Première Symphonie d’Hans Rott magnifiée par Jakub Hrůša. Justice est faite !
Hans Rott (1858-1884) : Symphonie en mi majeur - Gustav Mahler (1860-1911) : Andante allegretto (Blumine) - Anton Bruckner (1824-1896) : Symphonisches Prélude en ut mineur. Bamberger Symphoniker, direction : Jakub Hrůša. 2011. 70’. Deutsche Grammophon 4862932.
Un Mahler peut en cacher un autre ! Ou plutôt Hans Rott, c’est Mahler avant Mahler. Une sorte de Jean le Baptiste annonçant la venue de son prochain, le grand Gustav.
Quel choc que cette redécouverte de sa Première Symphonie datant de 1878 et pourtant la discographie est abondante depuis les trente dernières années avec notamment le pionnier Gerhard Samuel (Hyperion) ou plus récemment l’excellent Paavo Järvi (RCA). Le mérite en revient au chef tchèque Jakub Hrůša et au Bamberger Symphoniker qui nous entraîne avec dynamisme dans un impressionnant monde aux confins de Mahler donc, mais aussi de Bruckner, le maître de Rott. On entend même quelques sonorités dignes de Bedřich Smetana, sans doute l’héritage de Hrůša , bref nous sommes aux anges !
« La brièveté est sœur du talent. » disait Anton Tchekhov. On tient presque l’épitaphe du pauvre Rott mort trop tôt à l’âge de seulement 25 ans emporté par sa folie. Décidément, les meilleurs partent les premiers. La réussite de cet album est à la hauteur de la partition, de ce chef-d'œuvre resté trop longtemps dans l’ombre. En effet, en 1989 il n’y a pas que le Mur de Berlin qui tomba cette année-là mais aussi celui de notre ignorance… près de cent ans ! Nous devons une fière chandelle au musicologue Paul Banks qui exhuma cette Symphonie en mi majeur totalement hors normes pour son époque dans les archives de la Bibliothèque Nationale autrichienne à la fin des années 1980.

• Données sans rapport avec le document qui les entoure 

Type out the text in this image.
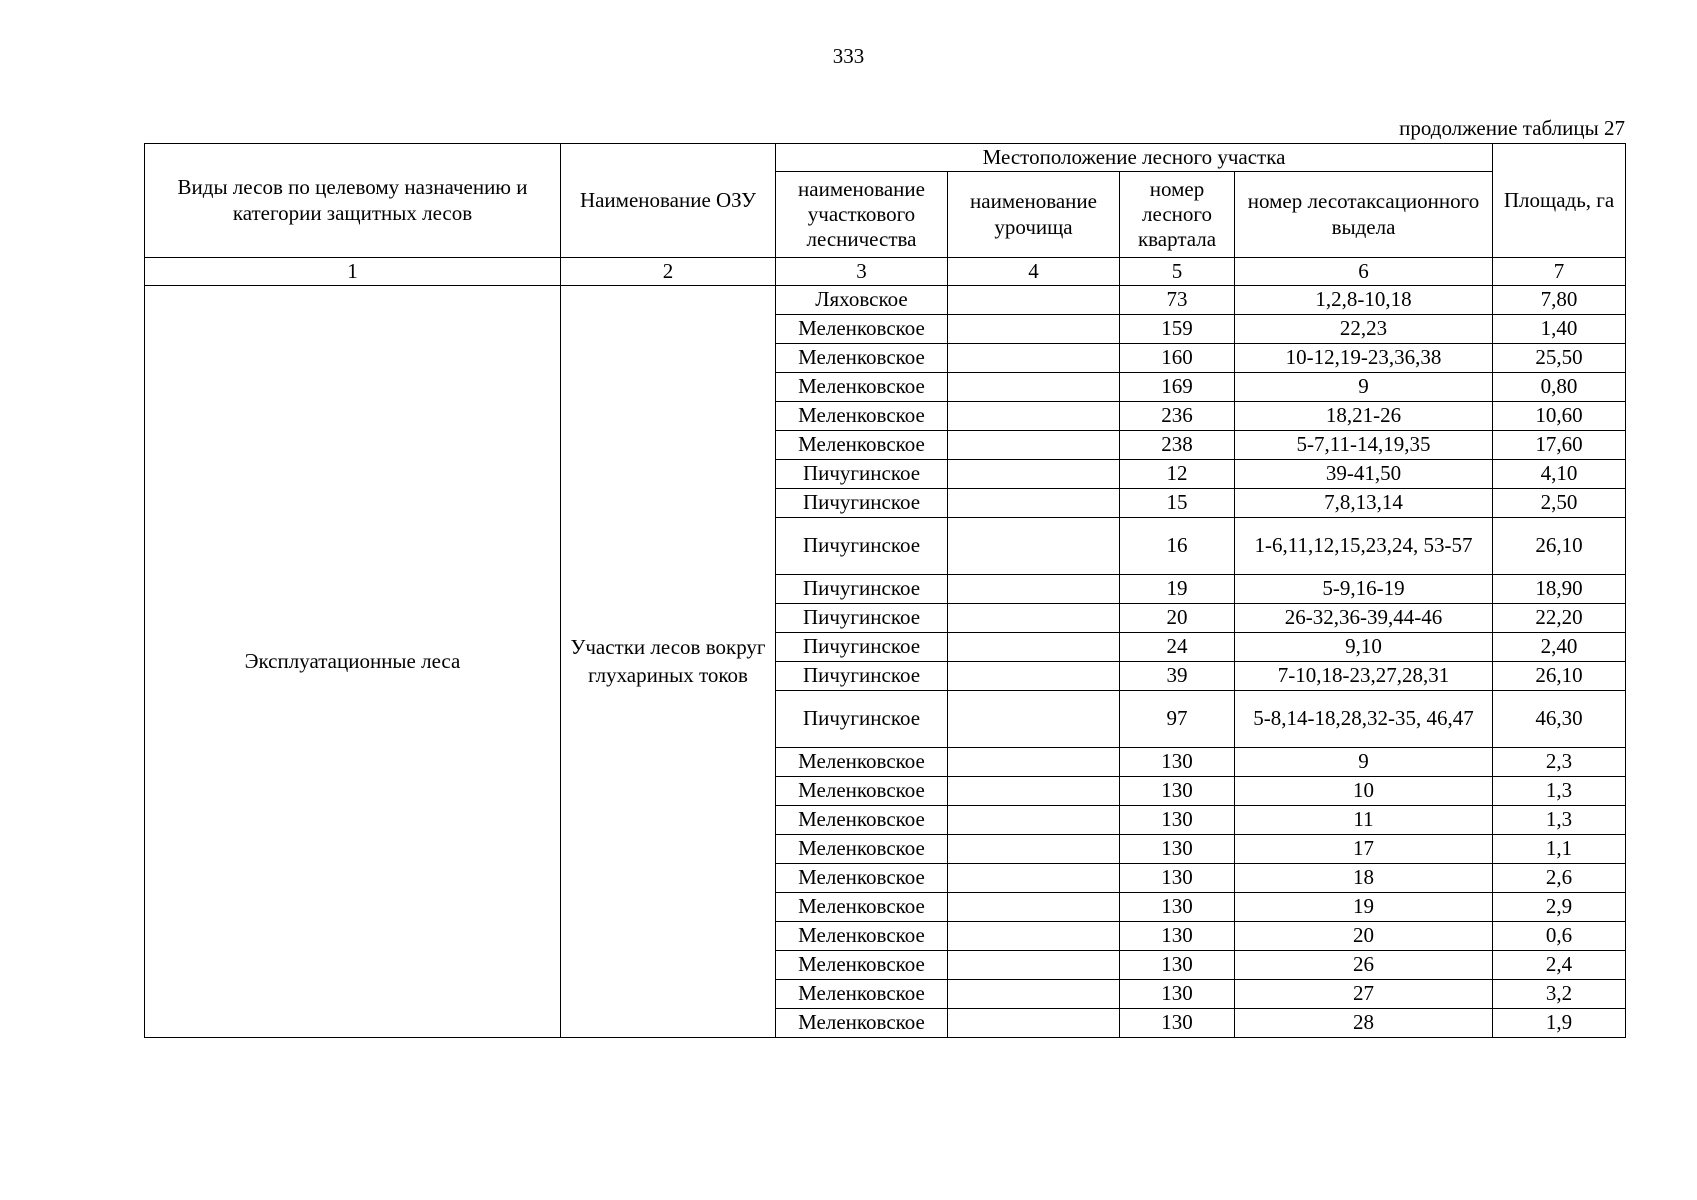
333
продолжение таблицы 27
Виды лесов по целевому назначению и категории защитных лесов	Наименование ОЗУ	Местоположение лесного участка				Площадь, га
		наименование участкового лесничества	наименование урочища	номер лесного квартала	номер лесотаксационного выдела	
1	2	3	4	5	6	7
Эксплуатационные леса	Участки лесов вокруг глухариных токов	Ляховское		73	1,2,8-10,18	7,80
		Меленковское		159	22,23	1,40
		Меленковское		160	10-12,19-23,36,38	25,50
		Меленковское		169	9	0,80
		Меленковское		236	18,21-26	10,60
		Меленковское		238	5-7,11-14,19,35	17,60
		Пичугинское		12	39-41,50	4,10
		Пичугинское		15	7,8,13,14	2,50
		Пичугинское		16	1-6,11,12,15,23,24, 53-57	26,10
		Пичугинское		19	5-9,16-19	18,90
		Пичугинское		20	26-32,36-39,44-46	22,20
		Пичугинское		24	9,10	2,40
		Пичугинское		39	7-10,18-23,27,28,31	26,10
		Пичугинское		97	5-8,14-18,28,32-35, 46,47	46,30
		Меленковское		130	9	2,3
		Меленковское		130	10	1,3
		Меленковское		130	11	1,3
		Меленковское		130	17	1,1
		Меленковское		130	18	2,6
		Меленковское		130	19	2,9
		Меленковское		130	20	0,6
		Меленковское		130	26	2,4
		Меленковское		130	27	3,2
		Меленковское		130	28	1,9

Rott est une sorte de chaînon manquant au sein de la composition symphonique, élève de Bruckner, camarade de conservatoire de Mahler à Vienne. Pendant près d’une heure nous avons l’impression d’entendre une Symphonie ’0’ de Mahler d’inspiration wagnérienne.
Mais celui qui parle le mieux d’Hans Rott, c’est Mahler lui-même : « Ce que la musique a perdu avec lui est incommensurable : son génie s'envole tellement haut, déjà dans sa première symphonie, qu'il a écrite lorsqu'il était un jeune homme de vingt ans et qui fait de lui -le mot n'est pas trop fort- le fondateur de la symphonie nouvelle, comme je la comprends. »
Deutsche Grammophon a eu la brillante idée de rassembler pour la postérité les trois comparses, en complétant ce CD avec le mouvement Blumine de Mahler et le Prélude symphonique en ut mineur de Bruckner.
Sûrement LE disque symphonique de cette fin d’année que nous recommandons vivement. Indispensable pour tous les mahlériens qui se respectent.